Sebenarnya, bagaimana kualitas udara di Jakarta?

Hasil penelitian greenpeace Indonesia, bahwa kualitas udara Jakarta tidak memenuhi standar. Karena berdasarkan standar WHO (World Health Organization) itu 25 mikron/mm. Kita masih di atas itu. Salah satu penyebab juga, acuan kita masih pakai partikulat matress (PM) . Kita masih gunakan PM 10, sedangkan greenpeace dan Eropa sudah menggunakan PM 2,5. Jadi, partikelnya lebih kecil lagi.

Apa penyebabnya udara Jakarta berpolutan?

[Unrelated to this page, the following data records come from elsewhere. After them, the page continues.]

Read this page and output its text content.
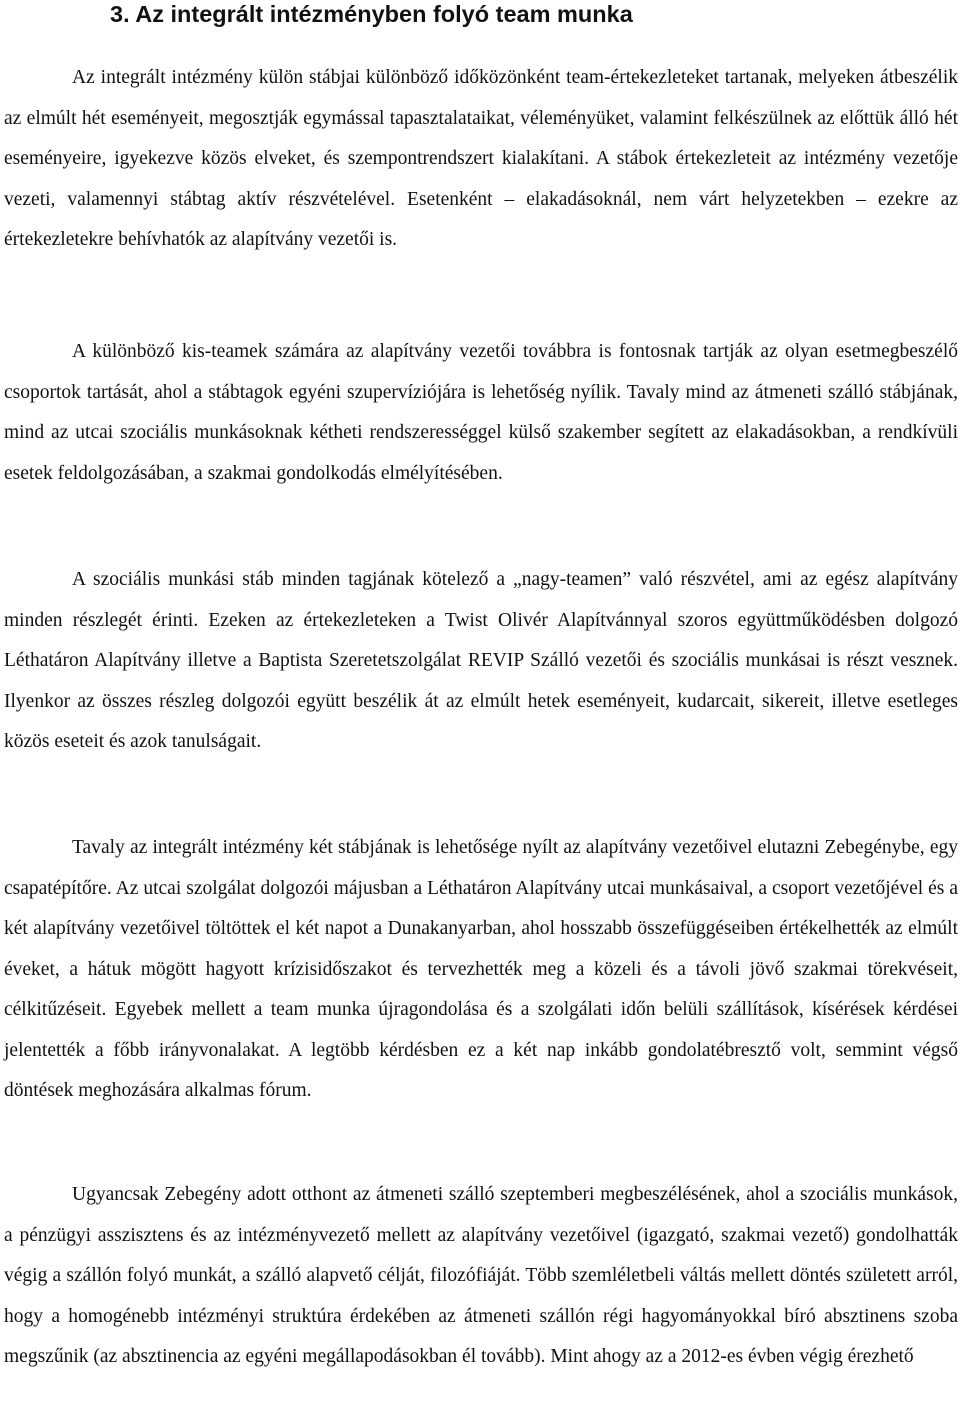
3. Az integrált intézményben folyó team munka

Az integrált intézmény külön stábjai különböző időközönként team-értekezleteket tartanak, melyeken átbeszélik az elmúlt hét eseményeit, megosztják egymással tapasztalataikat, véleményüket, valamint felkészülnek az előttük álló hét eseményeire, igyekezve közös elveket, és szempontrendszert kialakítani. A stábok értekezleteit az intézmény vezetője vezeti, valamennyi stábtag aktív részvételével. Esetenként – elakadásoknál, nem várt helyzetekben – ezekre az értekezletekre behívhatók az alapítvány vezetői is.

A különböző kis-teamek számára az alapítvány vezetői továbbra is fontosnak tartják az olyan esetmegbeszélő csoportok tartását, ahol a stábtagok egyéni szupervíziójára is lehetőség nyílik. Tavaly mind az átmeneti szálló stábjának, mind az utcai szociális munkásoknak kétheti rendszerességgel külső szakember segített az elakadásokban, a rendkívüli esetek feldolgozásában, a szakmai gondolkodás elmélyítésében.

A szociális munkási stáb minden tagjának kötelező a „nagy-teamen” való részvétel, ami az egész alapítvány minden részlegét érinti. Ezeken az értekezleteken a Twist Olivér Alapítvánnyal szoros együttműködésben dolgozó Léthatáron Alapítvány illetve a Baptista Szeretetszolgálat REVIP Szálló vezetői és szociális munkásai is részt vesznek. Ilyenkor az összes részleg dolgozói együtt beszélik át az elmúlt hetek eseményeit, kudarcait, sikereit, illetve esetleges közös eseteit és azok tanulságait.

Tavaly az integrált intézmény két stábjának is lehetősége nyílt az alapítvány vezetőivel elutazni Zebegénybe, egy csapatépítőre. Az utcai szolgálat dolgozói májusban a Léthatáron Alapítvány utcai munkásaival, a csoport vezetőjével és a két alapítvány vezetőivel töltöttek el két napot a Dunakanyarban, ahol hosszabb összefüggéseiben értékelhették az elmúlt éveket, a hátuk mögött hagyott krízisidőszakot és tervezhették meg a közeli és a távoli jövő szakmai törekvéseit, célkitűzéseit. Egyebek mellett a team munka újragondolása és a szolgálati időn belüli szállítások, kísérések kérdései jelentették a főbb irányvonalakat. A legtöbb kérdésben ez a két nap inkább gondolatébresztő volt, semmint végső döntések meghozására alkalmas fórum.

Ugyancsak Zebegény adott otthont az átmeneti szálló szeptemberi megbeszélésének, ahol a szociális munkások, a pénzügyi asszisztens és az intézményvezető mellett az alapítvány vezetőivel (igazgató, szakmai vezető) gondolhatták végig a szállón folyó munkát, a szálló alapvető célját, filozófiáját. Több szemléletbeli váltás mellett döntés született arról, hogy a homogénebb intézményi struktúra érdekében az átmeneti szállón régi hagyományokkal bíró absztinens szoba megszűnik (az absztinencia az egyéni megállapodásokban él tovább). Mint ahogy az a 2012-es évben végig érezhető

Partikel di udara ini, salah satu penyebabnya adalah emisi karbon dari kendaraan bermotor, dari cerobong asap pabrik-pabrik industri, juga dari penggunaan elektrik gedung-gedung seperti AC, dan lain-lain. Itu yang membuat udara Jakarta belum memenuhi standar. Bahkan kita termasuk kota terpolutan di dunia.

Apa upaya mengurangi itu?

Upaya kita, Jakarta ini lagi banyak membangun taman dan RPTRA. Itu bagus, agar lebih banyak menyerap karbondioksida. Kedua, Dinas Lingkungan Hidup telah melakukan uji emisi terhadap truk sampah kita. Juga kendaraan staff dinas melakukan uji emisi serupa.

Berapa kendaraan yang telah melakukam uji emisi?

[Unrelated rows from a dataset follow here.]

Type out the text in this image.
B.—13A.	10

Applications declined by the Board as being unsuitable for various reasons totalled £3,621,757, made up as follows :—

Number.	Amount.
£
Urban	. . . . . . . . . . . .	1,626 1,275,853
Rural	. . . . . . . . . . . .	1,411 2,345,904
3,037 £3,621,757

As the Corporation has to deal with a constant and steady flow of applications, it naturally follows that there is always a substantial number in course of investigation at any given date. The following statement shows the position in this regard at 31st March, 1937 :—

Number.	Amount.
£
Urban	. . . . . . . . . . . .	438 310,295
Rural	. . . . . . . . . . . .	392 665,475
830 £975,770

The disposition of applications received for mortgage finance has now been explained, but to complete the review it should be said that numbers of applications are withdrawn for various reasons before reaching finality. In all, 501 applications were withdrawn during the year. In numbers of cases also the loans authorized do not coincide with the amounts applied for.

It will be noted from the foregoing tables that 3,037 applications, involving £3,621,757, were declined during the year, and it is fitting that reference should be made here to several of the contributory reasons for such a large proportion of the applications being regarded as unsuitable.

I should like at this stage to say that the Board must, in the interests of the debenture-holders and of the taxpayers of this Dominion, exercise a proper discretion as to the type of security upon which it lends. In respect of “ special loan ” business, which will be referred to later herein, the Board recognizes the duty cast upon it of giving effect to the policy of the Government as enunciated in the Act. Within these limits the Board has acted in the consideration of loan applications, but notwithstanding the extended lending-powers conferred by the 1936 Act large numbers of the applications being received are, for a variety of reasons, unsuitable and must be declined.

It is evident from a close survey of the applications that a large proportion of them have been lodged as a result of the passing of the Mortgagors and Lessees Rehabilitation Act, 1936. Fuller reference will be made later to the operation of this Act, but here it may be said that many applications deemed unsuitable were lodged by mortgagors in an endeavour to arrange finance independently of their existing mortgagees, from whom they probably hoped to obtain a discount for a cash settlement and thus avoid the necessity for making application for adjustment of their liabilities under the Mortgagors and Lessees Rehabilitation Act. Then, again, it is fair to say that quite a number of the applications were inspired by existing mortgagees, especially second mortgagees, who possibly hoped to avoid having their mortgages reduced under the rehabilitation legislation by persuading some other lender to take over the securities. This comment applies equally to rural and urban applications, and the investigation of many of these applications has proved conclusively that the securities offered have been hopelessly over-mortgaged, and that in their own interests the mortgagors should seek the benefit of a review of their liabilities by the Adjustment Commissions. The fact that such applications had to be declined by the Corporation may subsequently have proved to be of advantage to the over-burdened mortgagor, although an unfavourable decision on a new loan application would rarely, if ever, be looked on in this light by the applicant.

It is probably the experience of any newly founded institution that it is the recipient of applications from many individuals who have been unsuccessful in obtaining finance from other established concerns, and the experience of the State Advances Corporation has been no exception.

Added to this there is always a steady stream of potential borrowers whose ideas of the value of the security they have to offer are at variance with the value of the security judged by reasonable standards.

Kalau saat ini, kita baru lakukan uji emisi baru 50-100 ribu kendaraan. Padahal jumlah kendaraan di Jakarta bisa mencapai 4,5 juta. Kalau semua perusahaan, semua kantor, kementerian bisa mandiri melakukan uji emisi, kualitas udara di Jakarta bisa terjaga.

Adakah upaya lainnya?

Kami juga sedang berupaya ingin mengalihkan BBM ke BBG. Kita juga menyayangkan ada armada Transjakarta yang kembali ke solar. Padahal, sudah dari dulu mereka menggunakan BBG. Tapi, ada kendaraan baru malah kembali ke solar. Ini kan menyumbang angka polutan udara di Jakarta. Ke depan, truk sampah dan kendaraan dinas Lingkungan Hidup juga akan beralih ke BBG.

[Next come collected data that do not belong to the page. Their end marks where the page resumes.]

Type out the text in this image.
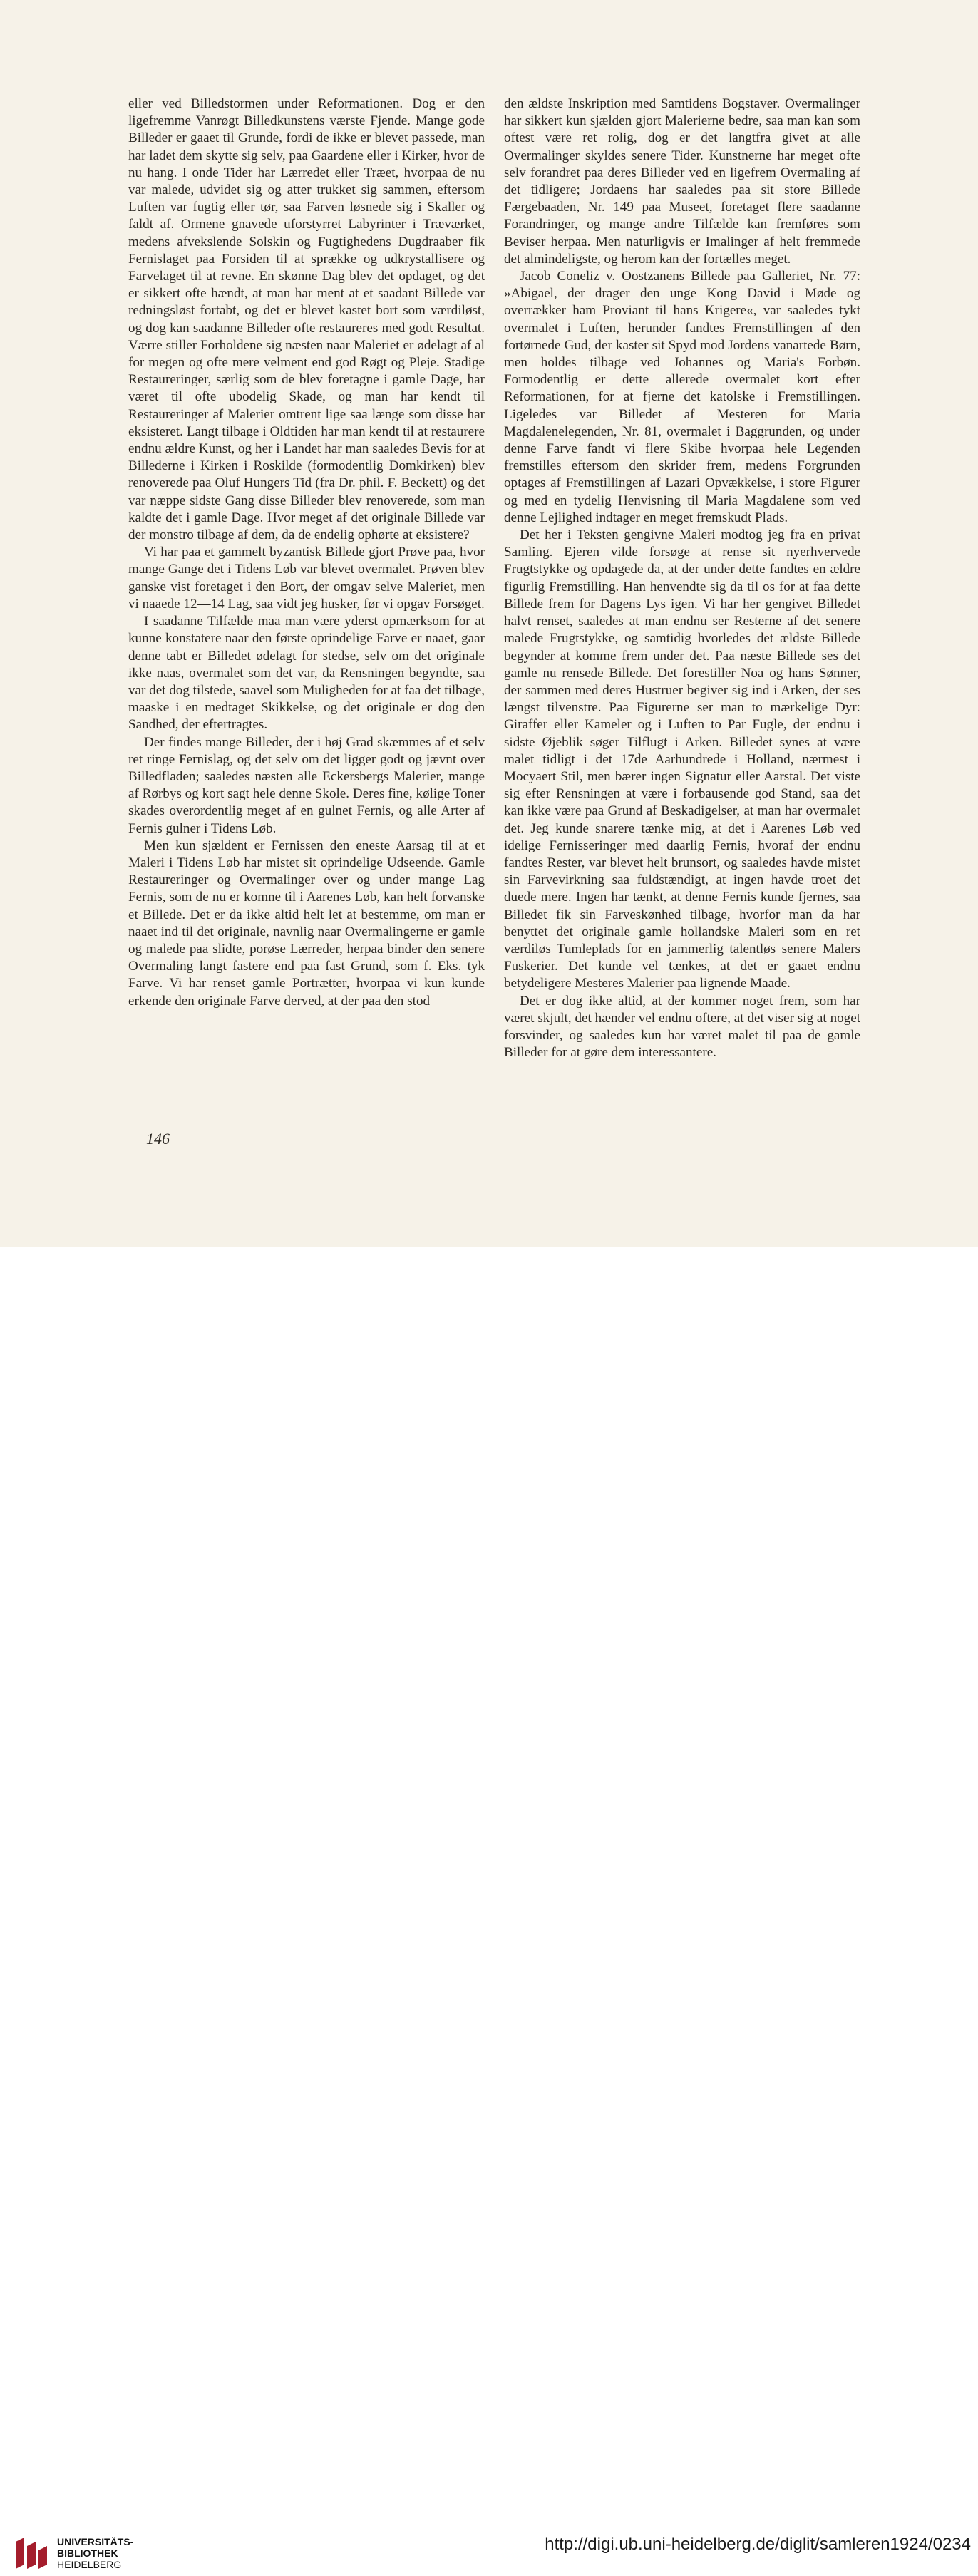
eller ved Billedstormen under Reformationen. Dog er den ligefremme Vanrøgt Billedkunstens værste Fjende. Mange gode Billeder er gaaet til Grunde, fordi de ikke er blevet passede, man har ladet dem skytte sig selv, paa Gaardene eller i Kirker, hvor de nu hang. I onde Tider har Lærredet eller Træet, hvorpaa de nu var malede, udvidet sig og atter trukket sig sammen, eftersom Luften var fugtig eller tør, saa Farven løsnede sig i Skaller og faldt af. Ormene gnavede uforstyrret Labyrinter i Træværket, medens afvekslende Solskin og Fugtighedens Dugdraaber fik Fernislaget paa Forsiden til at sprække og udkrystallisere og Farvelaget til at revne. En skønne Dag blev det opdaget, og det er sikkert ofte hændt, at man har ment at et saadant Billede var redningsløst fortabt, og det er blevet kastet bort som værdiløst, og dog kan saadanne Billeder ofte restaureres med godt Resultat. Værre stiller Forholdene sig næsten naar Maleriet er ødelagt af al for megen og ofte mere velment end god Røgt og Pleje. Stadige Restaureringer, særlig som de blev foretagne i gamle Dage, har været til ofte ubodelig Skade, og man har kendt til Restaureringer af Malerier omtrent lige saa længe som disse har eksisteret. Langt tilbage i Oldtiden har man kendt til at restaurere endnu ældre Kunst, og her i Landet har man saaledes Bevis for at Billederne i Kirken i Roskilde (formodentlig Domkirken) blev renoverede paa Oluf Hungers Tid (fra Dr. phil. F. Beckett) og det var næppe sidste Gang disse Billeder blev renoverede, som man kaldte det i gamle Dage. Hvor meget af det originale Billede var der monstro tilbage af dem, da de endelig ophørte at eksistere?

Vi har paa et gammelt byzantisk Billede gjort Prøve paa, hvor mange Gange det i Tidens Løb var blevet overmalet. Prøven blev ganske vist foretaget i den Bort, der omgav selve Maleriet, men vi naaede 12—14 Lag, saa vidt jeg husker, før vi opgav Forsøget.

I saadanne Tilfælde maa man være yderst opmærksom for at kunne konstatere naar den første oprindelige Farve er naaet, gaar denne tabt er Billedet ødelagt for stedse, selv om det originale ikke naas, overmalet som det var, da Rensningen begyndte, saa var det dog tilstede, saavel som Muligheden for at faa det tilbage, maaske i en medtaget Skikkelse, og det originale er dog den Sandhed, der eftertragtes.

Der findes mange Billeder, der i høj Grad skæmmes af et selv ret ringe Fernislag, og det selv om det ligger godt og jævnt over Billedfladen; saaledes næsten alle Eckersbergs Malerier, mange af Rørbys og kort sagt hele denne Skole. Deres fine, kølige Toner skades overordentlig meget af en gulnet Fernis, og alle Arter af Fernis gulner i Tidens Løb.

Men kun sjældent er Fernissen den eneste Aarsag til at et Maleri i Tidens Løb har mistet sit oprindelige Udseende. Gamle Restaureringer og Overmalinger over og under mange Lag Fernis, som de nu er komne til i Aarenes Løb, kan helt forvanske et Billede. Det er da ikke altid helt let at bestemme, om man er naaet ind til det originale, navnlig naar Overmalingerne er gamle og malede paa slidte, porøse Lærreder, herpaa binder den senere Overmaling langt fastere end paa fast Grund, som f. Eks. tyk Farve. Vi har renset gamle Portrætter, hvorpaa vi kun kunde erkende den originale Farve derved, at der paa den stod

den ældste Inskription med Samtidens Bogstaver. Overmalinger har sikkert kun sjælden gjort Malerierne bedre, saa man kan som oftest være ret rolig, dog er det langtfra givet at alle Overmalinger skyldes senere Tider. Kunstnerne har meget ofte selv forandret paa deres Billeder ved en ligefrem Overmaling af det tidligere; Jordaens har saaledes paa sit store Billede Færgebaaden, Nr. 149 paa Museet, foretaget flere saadanne Forandringer, og mange andre Tilfælde kan fremføres som Beviser herpaa. Men naturligvis er Imalinger af helt fremmede det almindeligste, og herom kan der fortælles meget.

Jacob Coneliz v. Oostzanens Billede paa Galleriet, Nr. 77: »Abigael, der drager den unge Kong David i Møde og overrækker ham Proviant til hans Krigere«, var saaledes tykt overmalet i Luften, herunder fandtes Fremstillingen af den fortørnede Gud, der kaster sit Spyd mod Jordens vanartede Børn, men holdes tilbage ved Johannes og Maria's Forbøn. Formodentlig er dette allerede overmalet kort efter Reformationen, for at fjerne det katolske i Fremstillingen. Ligeledes var Billedet af Mesteren for Maria Magdalenelegenden, Nr. 81, overmalet i Baggrunden, og under denne Farve fandt vi flere Skibe hvorpaa hele Legenden fremstilles eftersom den skrider frem, medens Forgrunden optages af Fremstillingen af Lazari Opvækkelse, i store Figurer og med en tydelig Henvisning til Maria Magdalene som ved denne Lejlighed indtager en meget fremskudt Plads.

Det her i Teksten gengivne Maleri modtog jeg fra en privat Samling. Ejeren vilde forsøge at rense sit nyerhvervede Frugtstykke og opdagede da, at der under dette fandtes en ældre figurlig Fremstilling. Han henvendte sig da til os for at faa dette Billede frem for Dagens Lys igen. Vi har her gengivet Billedet halvt renset, saaledes at man endnu ser Resterne af det senere malede Frugtstykke, og samtidig hvorledes det ældste Billede begynder at komme frem under det. Paa næste Billede ses det gamle nu rensede Billede. Det forestiller Noa og hans Sønner, der sammen med deres Hustruer begiver sig ind i Arken, der ses længst tilvenstre. Paa Figurerne ser man to mærkelige Dyr: Giraffer eller Kameler og i Luften to Par Fugle, der endnu i sidste Øjeblik søger Tilflugt i Arken. Billedet synes at være malet tidligt i det 17de Aarhundrede i Holland, nærmest i Mocyaert Stil, men bærer ingen Signatur eller Aarstal. Det viste sig efter Rensningen at være i forbausende god Stand, saa det kan ikke være paa Grund af Beskadigelser, at man har overmalet det. Jeg kunde snarere tænke mig, at det i Aarenes Løb ved idelige Fernisseringer med daarlig Fernis, hvoraf der endnu fandtes Rester, var blevet helt brunsort, og saaledes havde mistet sin Farvevirkning saa fuldstændigt, at ingen havde troet det duede mere. Ingen har tænkt, at denne Fernis kunde fjernes, saa Billedet fik sin Farveskønhed tilbage, hvorfor man da har benyttet det originale gamle hollandske Maleri som en ret værdiløs Tumleplads for en jammerlig talentløs senere Malers Fuskerier. Det kunde vel tænkes, at det er gaaet endnu betydeligere Mesteres Malerier paa lignende Maade.

Det er dog ikke altid, at der kommer noget frem, som har været skjult, det hænder vel endnu oftere, at det viser sig at noget forsvinder, og saaledes kun har været malet til paa de gamle Billeder for at gøre dem interessantere.

146
UNIVERSITÄTS-
BIBLIOTHEK
HEIDELBERG
http://digi.ub.uni-heidelberg.de/diglit/samleren1924/0234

Bagaimana dengan ketersediaan Stasiun Pengisian Bahan Bakar Gas (SPBG)?

Memang, SPBG di Jakarta belum terlalu banyak. SPBG ini baru dikelola Jakarta Propertindo. Baru ada 4 atau 5 titik saja. Katanya akan ditambah sampai 10 titik. Bayangkan saja, kalau semua kendaraan operasional dinas di Jakarta mengganti BBG, ternyata SPBG sedikit, bisa jadi masalah baru.

Saya mengusulkan agar nanti setiap SPBU ditambah nozel SPBG-nya. Alhamdulillah, Menteri ESDM ingin menerapkan itu. Sehingga kita yidak mengandalkan SPBG - nya Jakpro. Kalau cuma bikin 10 titik, bisa kedodoran juga. Bagusnya, setiap SPBU itu memiliki satu nozel dan tangki khusus BBG.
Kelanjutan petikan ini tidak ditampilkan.